There he goes again. Rep. Jonathan Stickland (R-Bedford) was up to his old antics two Fridays ago. Reminiscent of last session’s Mother’s Day Massacre by him and his friends in the House Freedom Caucus, Stickland used procedural tactics to stall several bills. He sent four bills from the local and consent calendar, uncontroversial bills that typically get passed uncontested, back to committee.
Stickland announced his intention to kill the bills by telling the presiding officer, “I intend to speak for 10 minutes on this bill.”
Among the bills killed included two mental health bills for Texas school children, one of the six emergency items identified by the Governor for the session.
Rep. Senfronia Thompson (D-Houston), Chair of the House Public Health Committee, authored a bill proposing the creation of a mental health task force to study and evaluate existing mental health services for Texas’ 5.4 million students and provide recommendations.
The second bill aims to prevent suicides of minors by helping those with severe emotional problems whose parents fail to seek mental health care for them.
Later, Stickland said he had problems with the bills, but did not articulate his objections on the House floor. Instead, he spoke slowly, read the bills out loud (s l o w l y…), and otherwise used ten minutes to remove the bills from consideration.
Stickland was repeatedly warned by Speaker Pro Tem Joe Moody (D-El Paso) to remain germane to the bill in question and to not read the bill in his speech as it was “dilatory.”
At one point, he even read out loud word-for-word a Texas Tribune article, which Rep. Briscoe Cain (R-Deer Park) handed to him saying “here’s a damn article for you to read” when Stickland was running out of things to say.

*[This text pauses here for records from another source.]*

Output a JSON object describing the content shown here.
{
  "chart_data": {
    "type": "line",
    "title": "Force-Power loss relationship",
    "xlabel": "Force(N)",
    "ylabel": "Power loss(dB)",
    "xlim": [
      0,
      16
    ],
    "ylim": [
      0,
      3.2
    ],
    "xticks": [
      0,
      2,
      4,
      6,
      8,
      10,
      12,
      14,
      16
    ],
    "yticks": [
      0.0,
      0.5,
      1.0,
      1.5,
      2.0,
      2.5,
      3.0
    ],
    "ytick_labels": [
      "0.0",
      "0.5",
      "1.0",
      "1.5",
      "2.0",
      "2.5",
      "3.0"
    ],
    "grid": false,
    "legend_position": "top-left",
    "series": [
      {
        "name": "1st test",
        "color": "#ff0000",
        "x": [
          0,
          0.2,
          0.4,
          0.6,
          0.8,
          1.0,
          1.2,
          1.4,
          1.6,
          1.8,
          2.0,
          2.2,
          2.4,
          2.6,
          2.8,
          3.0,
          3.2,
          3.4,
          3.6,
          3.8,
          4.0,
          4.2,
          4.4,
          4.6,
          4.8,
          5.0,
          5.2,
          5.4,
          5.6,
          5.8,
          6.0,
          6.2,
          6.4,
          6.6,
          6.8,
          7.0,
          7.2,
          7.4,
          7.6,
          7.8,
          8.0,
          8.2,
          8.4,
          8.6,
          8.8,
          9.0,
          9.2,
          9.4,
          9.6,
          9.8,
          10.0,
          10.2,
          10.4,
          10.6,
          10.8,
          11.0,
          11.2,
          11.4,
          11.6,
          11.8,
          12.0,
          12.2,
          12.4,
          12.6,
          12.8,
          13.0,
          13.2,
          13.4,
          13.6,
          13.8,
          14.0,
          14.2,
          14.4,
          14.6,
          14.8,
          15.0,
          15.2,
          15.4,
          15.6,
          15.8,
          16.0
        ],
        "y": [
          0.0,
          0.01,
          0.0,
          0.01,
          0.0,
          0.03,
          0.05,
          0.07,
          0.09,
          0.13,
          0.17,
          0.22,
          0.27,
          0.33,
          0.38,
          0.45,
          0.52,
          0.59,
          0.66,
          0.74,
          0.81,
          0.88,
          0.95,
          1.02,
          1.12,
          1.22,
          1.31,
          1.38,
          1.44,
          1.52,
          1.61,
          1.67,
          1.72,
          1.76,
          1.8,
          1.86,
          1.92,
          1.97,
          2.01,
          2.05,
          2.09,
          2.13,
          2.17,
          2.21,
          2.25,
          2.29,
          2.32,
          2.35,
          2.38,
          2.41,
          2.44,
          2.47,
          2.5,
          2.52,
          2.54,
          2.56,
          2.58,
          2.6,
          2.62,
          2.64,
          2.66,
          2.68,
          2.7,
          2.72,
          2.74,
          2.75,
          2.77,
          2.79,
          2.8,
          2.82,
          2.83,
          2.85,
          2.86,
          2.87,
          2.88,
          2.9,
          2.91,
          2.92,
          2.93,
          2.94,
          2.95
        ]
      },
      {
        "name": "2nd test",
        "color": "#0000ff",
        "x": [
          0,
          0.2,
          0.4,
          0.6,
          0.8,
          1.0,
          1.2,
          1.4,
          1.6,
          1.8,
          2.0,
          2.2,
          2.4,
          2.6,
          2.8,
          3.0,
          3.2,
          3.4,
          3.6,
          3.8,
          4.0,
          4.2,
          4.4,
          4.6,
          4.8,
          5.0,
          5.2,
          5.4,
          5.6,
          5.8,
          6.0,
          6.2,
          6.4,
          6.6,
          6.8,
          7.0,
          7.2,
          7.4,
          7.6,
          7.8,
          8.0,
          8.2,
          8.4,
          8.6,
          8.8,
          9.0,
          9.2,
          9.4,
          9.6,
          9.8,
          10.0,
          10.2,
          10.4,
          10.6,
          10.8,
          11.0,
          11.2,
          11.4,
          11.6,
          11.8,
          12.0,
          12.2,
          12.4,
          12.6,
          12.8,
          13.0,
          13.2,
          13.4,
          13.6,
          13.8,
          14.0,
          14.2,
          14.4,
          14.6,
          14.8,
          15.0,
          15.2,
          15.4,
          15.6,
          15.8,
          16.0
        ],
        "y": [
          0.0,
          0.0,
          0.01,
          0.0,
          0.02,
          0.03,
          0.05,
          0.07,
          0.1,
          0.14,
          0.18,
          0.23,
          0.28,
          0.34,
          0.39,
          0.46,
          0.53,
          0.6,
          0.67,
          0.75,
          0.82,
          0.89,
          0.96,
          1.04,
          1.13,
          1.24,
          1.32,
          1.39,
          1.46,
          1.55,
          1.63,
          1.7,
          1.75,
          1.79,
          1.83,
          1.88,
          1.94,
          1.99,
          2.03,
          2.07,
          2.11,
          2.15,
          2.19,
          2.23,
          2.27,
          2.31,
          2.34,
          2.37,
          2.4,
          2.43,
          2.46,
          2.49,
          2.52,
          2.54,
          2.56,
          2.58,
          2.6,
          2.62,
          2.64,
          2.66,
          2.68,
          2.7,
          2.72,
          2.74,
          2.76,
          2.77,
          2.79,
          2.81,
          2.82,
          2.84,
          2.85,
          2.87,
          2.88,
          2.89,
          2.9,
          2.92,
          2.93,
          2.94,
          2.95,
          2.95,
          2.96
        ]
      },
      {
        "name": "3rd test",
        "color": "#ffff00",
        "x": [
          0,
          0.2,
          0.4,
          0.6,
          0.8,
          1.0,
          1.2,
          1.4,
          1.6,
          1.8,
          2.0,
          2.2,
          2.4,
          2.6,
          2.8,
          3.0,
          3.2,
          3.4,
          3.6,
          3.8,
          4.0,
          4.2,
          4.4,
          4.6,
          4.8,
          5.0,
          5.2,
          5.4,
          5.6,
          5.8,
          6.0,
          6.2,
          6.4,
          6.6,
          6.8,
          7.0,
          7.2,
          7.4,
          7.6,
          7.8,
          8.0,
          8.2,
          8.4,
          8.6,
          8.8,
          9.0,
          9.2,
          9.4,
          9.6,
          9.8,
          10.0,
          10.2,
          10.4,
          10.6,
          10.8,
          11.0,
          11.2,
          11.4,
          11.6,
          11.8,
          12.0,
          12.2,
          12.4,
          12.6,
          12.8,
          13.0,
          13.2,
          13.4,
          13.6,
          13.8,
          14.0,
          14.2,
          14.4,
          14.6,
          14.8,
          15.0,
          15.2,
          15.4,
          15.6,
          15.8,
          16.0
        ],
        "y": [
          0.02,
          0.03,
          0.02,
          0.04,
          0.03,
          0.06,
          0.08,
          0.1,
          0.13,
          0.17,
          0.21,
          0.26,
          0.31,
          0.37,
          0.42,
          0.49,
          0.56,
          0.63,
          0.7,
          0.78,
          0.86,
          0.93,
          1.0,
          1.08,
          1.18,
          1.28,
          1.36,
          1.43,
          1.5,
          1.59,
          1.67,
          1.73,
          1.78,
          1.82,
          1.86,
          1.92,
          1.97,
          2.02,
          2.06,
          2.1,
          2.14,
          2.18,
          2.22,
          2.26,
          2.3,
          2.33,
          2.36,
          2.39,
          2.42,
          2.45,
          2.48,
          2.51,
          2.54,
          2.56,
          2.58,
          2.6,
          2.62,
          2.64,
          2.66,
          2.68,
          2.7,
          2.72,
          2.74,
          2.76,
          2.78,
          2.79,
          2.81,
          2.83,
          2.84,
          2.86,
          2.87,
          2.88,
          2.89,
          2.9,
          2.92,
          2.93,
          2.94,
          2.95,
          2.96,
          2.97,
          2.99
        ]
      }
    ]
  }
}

The bills were not read consecutively, and in between, Stickland hovered around the back mic, leading to some consternation among his colleagues when they were presenting their bills.
In a tweet prior to the House legislative session that day, he claimed he “had questions” but never once asked questions of the authors. When asked to yield for questions regarding his opposition to bills, Stickland refused. His bluster was not inconsequential.
Rep. Geanie Morrison (R-Victoria), chairwoman of the Local and Consent Calendars Committee and the author of one of the four bills killed by Stickland, told the Dallas News Stickland had given her a list of bills he objected to the day prior, however, it arrived after the calendars were already set. She also said her committee, which the bills return to, will have to decide whether to place them on the calendar again or send them to the general calendar, where they would go through the regular process of debate.
Stickland’s antics run contrary to his promise from prior to session to “try a little more honey than vinegar” and reminds us that sometimes you can’t teach an old dog new tricks.